一時間目は音楽の授業だ。ぷつぷつ穴が開いているように見える音楽室の茶色い壁に囲まれ、ピアノの横に合唱コンクールの順番で並び、先生と、そして音楽家の肖像画がかけられている壁を前にして歌を歌う。

 隣は千田莉子で、もう一方の隣は河野由夏。でも何か私に注目が向くたびに清水照道は私の隣がいいと、いっそ私をテノールに入れられないかと騒いで、河野由夏が笑い場が収まるというのが繰り返され今日もしてから歌の練習が始まった。

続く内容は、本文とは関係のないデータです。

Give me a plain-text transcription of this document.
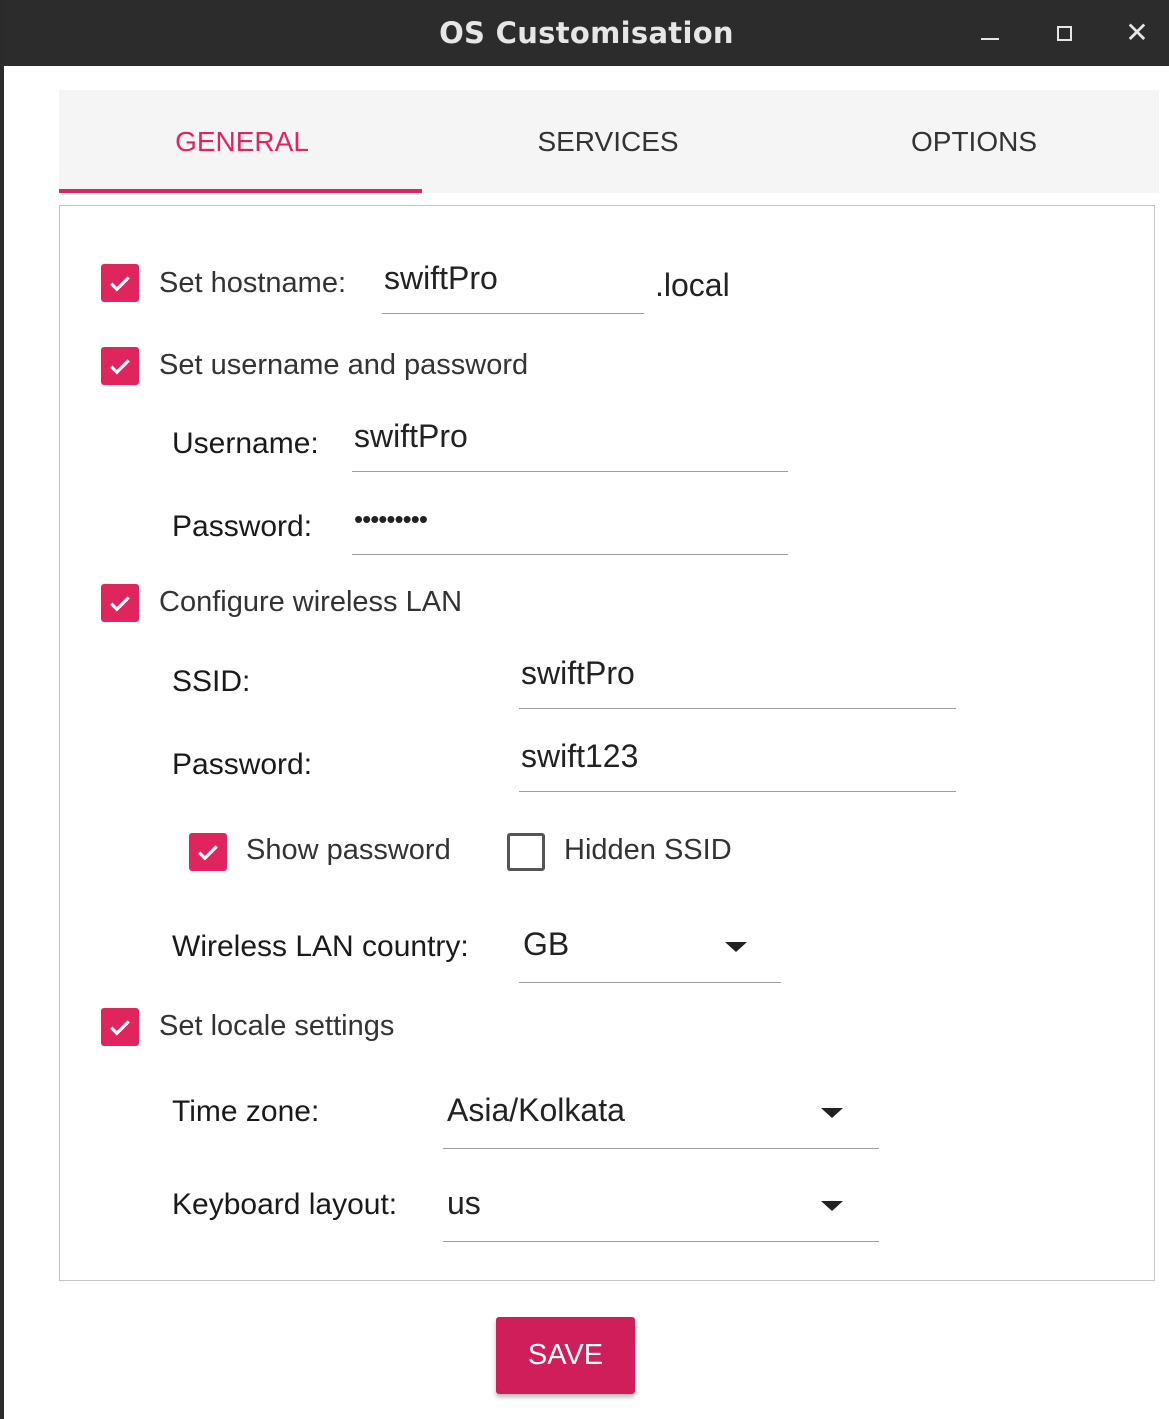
OS Customisation	✕
GENERAL	SERVICES	OPTIONS
Set hostname:
swiftPro	.local
Set username and password
Username:
swiftPro
Password:
•••••••••
Configure wireless LAN
SSID:
swiftPro
Password:
swift123
Show password	Hidden SSID
Wireless LAN country: GB
Set locale settings
Time zone:	Asia/Kolkata
Keyboard layout: us
SAVE
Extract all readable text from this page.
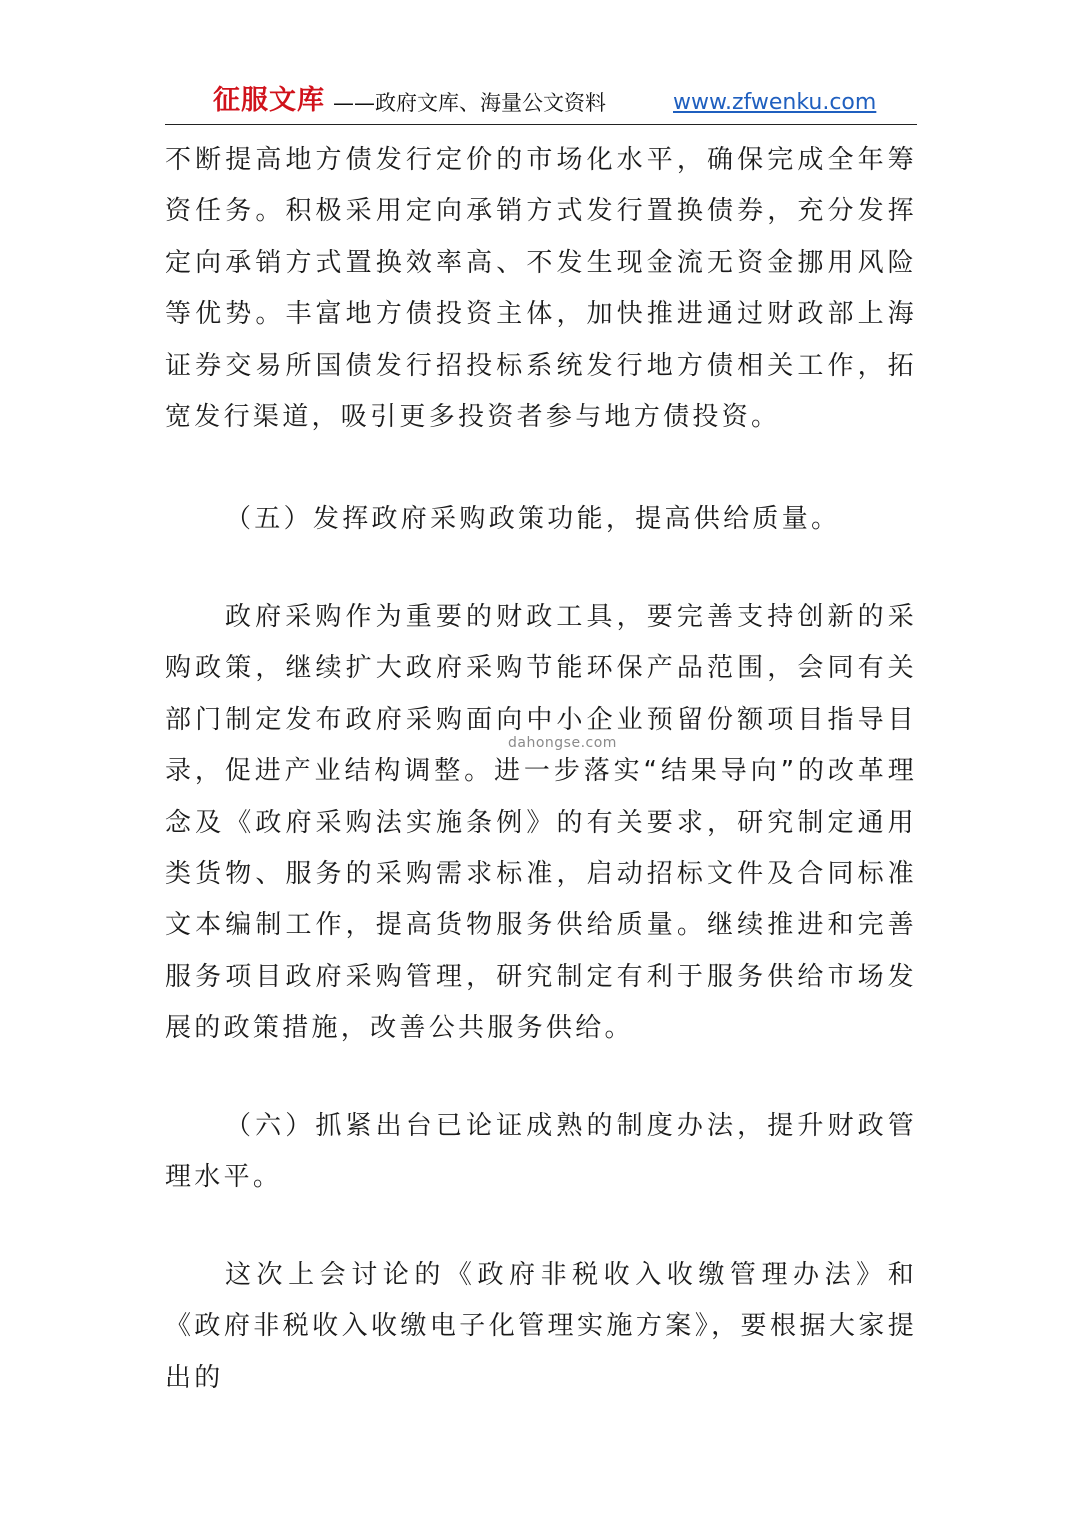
征服文库 ——政府文库、海量公文资料	www.zfwenku.com

不断提高地方债发行定价的市场化水平，确保完成全年筹资任务。积极采用定向承销方式发行置换债券，充分发挥定向承销方式置换效率高、不发生现金流无资金挪用风险等优势。丰富地方债投资主体，加快推进通过财政部上海证券交易所国债发行招投标系统发行地方债相关工作，拓宽发行渠道，吸引更多投资者参与地方债投资。

（五）发挥政府采购政策功能，提高供给质量。

政府采购作为重要的财政工具，要完善支持创新的采购政策，继续扩大政府采购节能环保产品范围，会同有关部门制定发布政府采购面向中小企业预留份额项目指导目录，促进产业结构调整。进一步落实“结果导向”的改革理念及《政府采购法实施条例》的有关要求，研究制定通用类货物、服务的采购需求标准，启动招标文件及合同标准文本编制工作，提高货物服务供给质量。继续推进和完善服务项目政府采购管理，研究制定有利于服务供给市场发展的政策措施，改善公共服务供给。

（六）抓紧出台已论证成熟的制度办法，提升财政管理水平。

这次上会讨论的《政府非税收入收缴管理办法》和《政府非税收入收缴电子化管理实施方案》，要根据大家提出的

dahongse.com
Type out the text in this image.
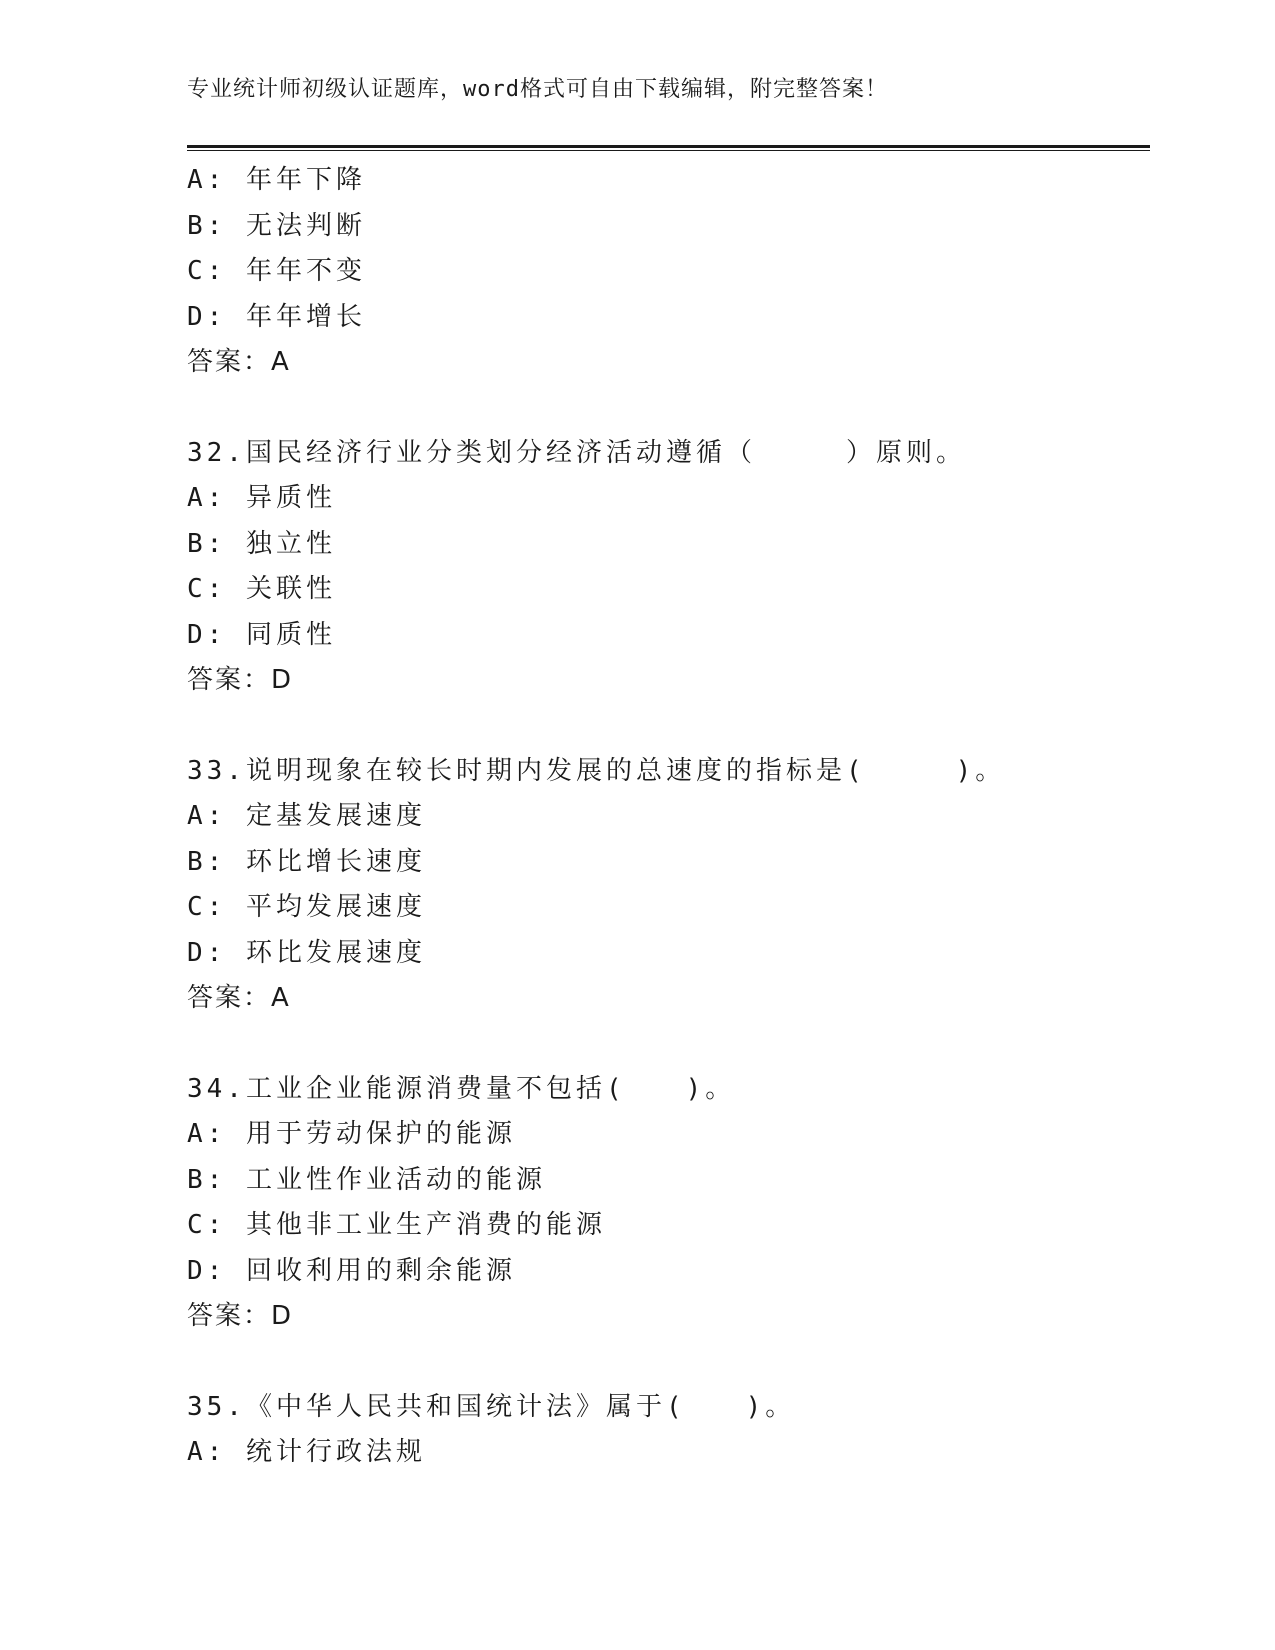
专业统计师初级认证题库，word格式可自由下载编辑，附完整答案！
A: 年年下降
B: 无法判断
C: 年年不变
D: 年年增长
答案：A
32.国民经济行业分类划分经济活动遵循（　　　）原则。
A: 异质性
B: 独立性
C: 关联性
D: 同质性
答案：D
33.说明现象在较长时期内发展的总速度的指标是(　　　)。
A: 定基发展速度
B: 环比增长速度
C: 平均发展速度
D: 环比发展速度
答案：A
34.工业企业能源消费量不包括(　　)。
A: 用于劳动保护的能源
B: 工业性作业活动的能源
C: 其他非工业生产消费的能源
D: 回收利用的剩余能源
答案：D
35.《中华人民共和国统计法》属于(　　)。
A: 统计行政法规
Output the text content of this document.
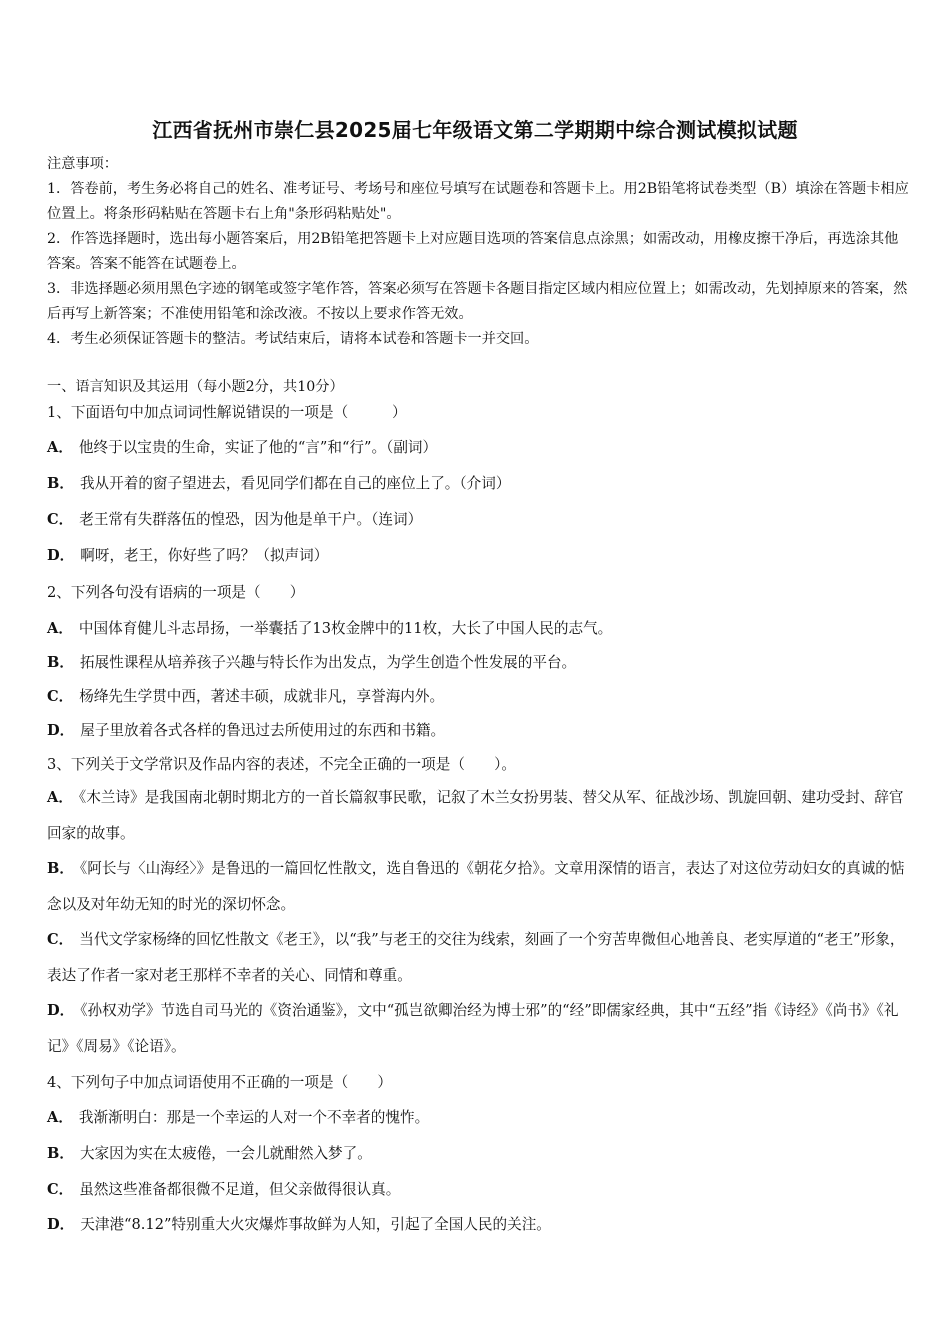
江西省抚州市崇仁县2025届七年级语文第二学期期中综合测试模拟试题

注意事项：

1．答卷前，考生务必将自己的姓名、准考证号、考场号和座位号填写在试题卷和答题卡上。用2B铅笔将试卷类型（B）填涂在答题卡相应位置上。将条形码粘贴在答题卡右上角"条形码粘贴处"。

2．作答选择题时，选出每小题答案后，用2B铅笔把答题卡上对应题目选项的答案信息点涂黑；如需改动，用橡皮擦干净后，再选涂其他答案。答案不能答在试题卷上。

3．非选择题必须用黑色字迹的钢笔或签字笔作答，答案必须写在答题卡各题目指定区域内相应位置上；如需改动，先划掉原来的答案，然后再写上新答案；不准使用铅笔和涂改液。不按以上要求作答无效。

4．考生必须保证答题卡的整洁。考试结束后，请将本试卷和答题卡一并交回。

一、语言知识及其运用（每小题2分，共10分）
1、下面语句中加点词词性解说错误的一项是（　　　）
A． 他终于以宝贵的生命，实证了他的“言”和“行”。（副词）
B． 我从开着的窗子望进去，看见同学们都在自己的座位上了。（介词）
C． 老王常有失群落伍的惶恐，因为他是单干户。（连词）
D． 啊呀，老王，你好些了吗？（拟声词）
2、下列各句没有语病的一项是（　　）
A． 中国体育健儿斗志昂扬，一举囊括了13枚金牌中的11枚，大长了中国人民的志气。
B． 拓展性课程从培养孩子兴趣与特长作为出发点，为学生创造个性发展的平台。
C． 杨绛先生学贯中西，著述丰硕，成就非凡，享誉海内外。
D． 屋子里放着各式各样的鲁迅过去所使用过的东西和书籍。
3、下列关于文学常识及作品内容的表述，不完全正确的一项是（　　）。
A． 《木兰诗》是我国南北朝时期北方的一首长篇叙事民歌，记叙了木兰女扮男装、替父从军、征战沙场、凯旋回朝、建功受封、辞官回家的故事。
B． 《阿长与〈山海经〉》是鲁迅的一篇回忆性散文，选自鲁迅的《朝花夕拾》。文章用深情的语言，表达了对这位劳动妇女的真诚的惦念以及对年幼无知的时光的深切怀念。
C． 当代文学家杨绛的回忆性散文《老王》，以“我”与老王的交往为线索，刻画了一个穷苦卑微但心地善良、老实厚道的“老王”形象，表达了作者一家对老王那样不幸者的关心、同情和尊重。
D． 《孙权劝学》节选自司马光的《资治通鉴》，文中“孤岂欲卿治经为博士邪”的“经”即儒家经典，其中“五经”指《诗经》《尚书》《礼记》《周易》《论语》。
4、下列句子中加点词语使用不正确的一项是（　　）
A． 我渐渐明白：那是一个幸运的人对一个不幸者的愧怍。
B． 大家因为实在太疲倦，一会儿就酣然入梦了。
C． 虽然这些准备都很微不足道，但父亲做得很认真。
D． 天津港“8.12”特别重大火灾爆炸事故鲜为人知，引起了全国人民的关注。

 歌の練習に入る前の時間は嫌いだけど、歌の練習中はそこまで苦痛じゃない。歌っている最中だけは左右の河野由夏と千田莉子がしゃべりださないし、千田莉子に声が小さいと絡まれない。そのことに安堵しながら歌を歌っていると、一回目の練習が終わった。音楽の先生が拍手をして、一つ一つパートごとに感想を出す。ぼんやりとその様子を眺めていると、また千田莉子が私の頭上で河野由夏とこそこそ会話を始めた。

「何かさ、声小さくない?」

「そう? 別に普通だったじゃん?」

 河野由夏がなんでもないように返事をする。実際私は、そこまで小さくないし、ましてや口パクでもないし、しかも河野由夏は肩がぎりぎり触れそうなくらい隣にいるのだ。聞こえないわけがない。でも千田莉子はまるで私にもっと声を出させたいようにして、執拗に食い下がる。

「私全然聞こえないんだけど」

「耳悪いんじゃない?」

 しつこいと、暗に匂わせるように河野由夏がため息を吐いたて、何かを思い出すように話を続ける。

「なに、樋口さんにそんな突っかかりたいわけ? もしかして照道のこと好きだから?」

 馬鹿にした、声。完全に千田莉子を格下に見ていないと出ない声色だった。千田莉子は焦ったのか俯いている私でも分かるくらいに首を横に振る。

「そんなわけないよ。由夏しいに協力するって言ったじゃん!」

「は?」

「そこ、私語は謹んで!」

 千田莉子の言葉に、河野由夏は明確に眉をつり上げた。先生が注意をする。二人が頭を下げると先生は総評を始めた。長い総評が終わり、またピアノの伴奏が始まり、歌を歌う。

 何となく、先ほど感じていた胸騒ぎが大きくなるような、そんな感覚がする。

 嫌な感じを覚えながら歌を終えると、席に着くよう先生が指示をした。いつも私の前を遮るか、後ろを遮るように河野由夏と千田莉子は会話をする。

 今日はどっちに行く気だと伺うと、河野由夏は千田莉子と会話をすることなく自分の席に戻っていく。千田莉子は、呆然とするようにしながら自分の席に戻る。私は、やけに広くなった自分の席までの道のりを、まるで足場が分からないような、違和感を覚えながら歩いて行った。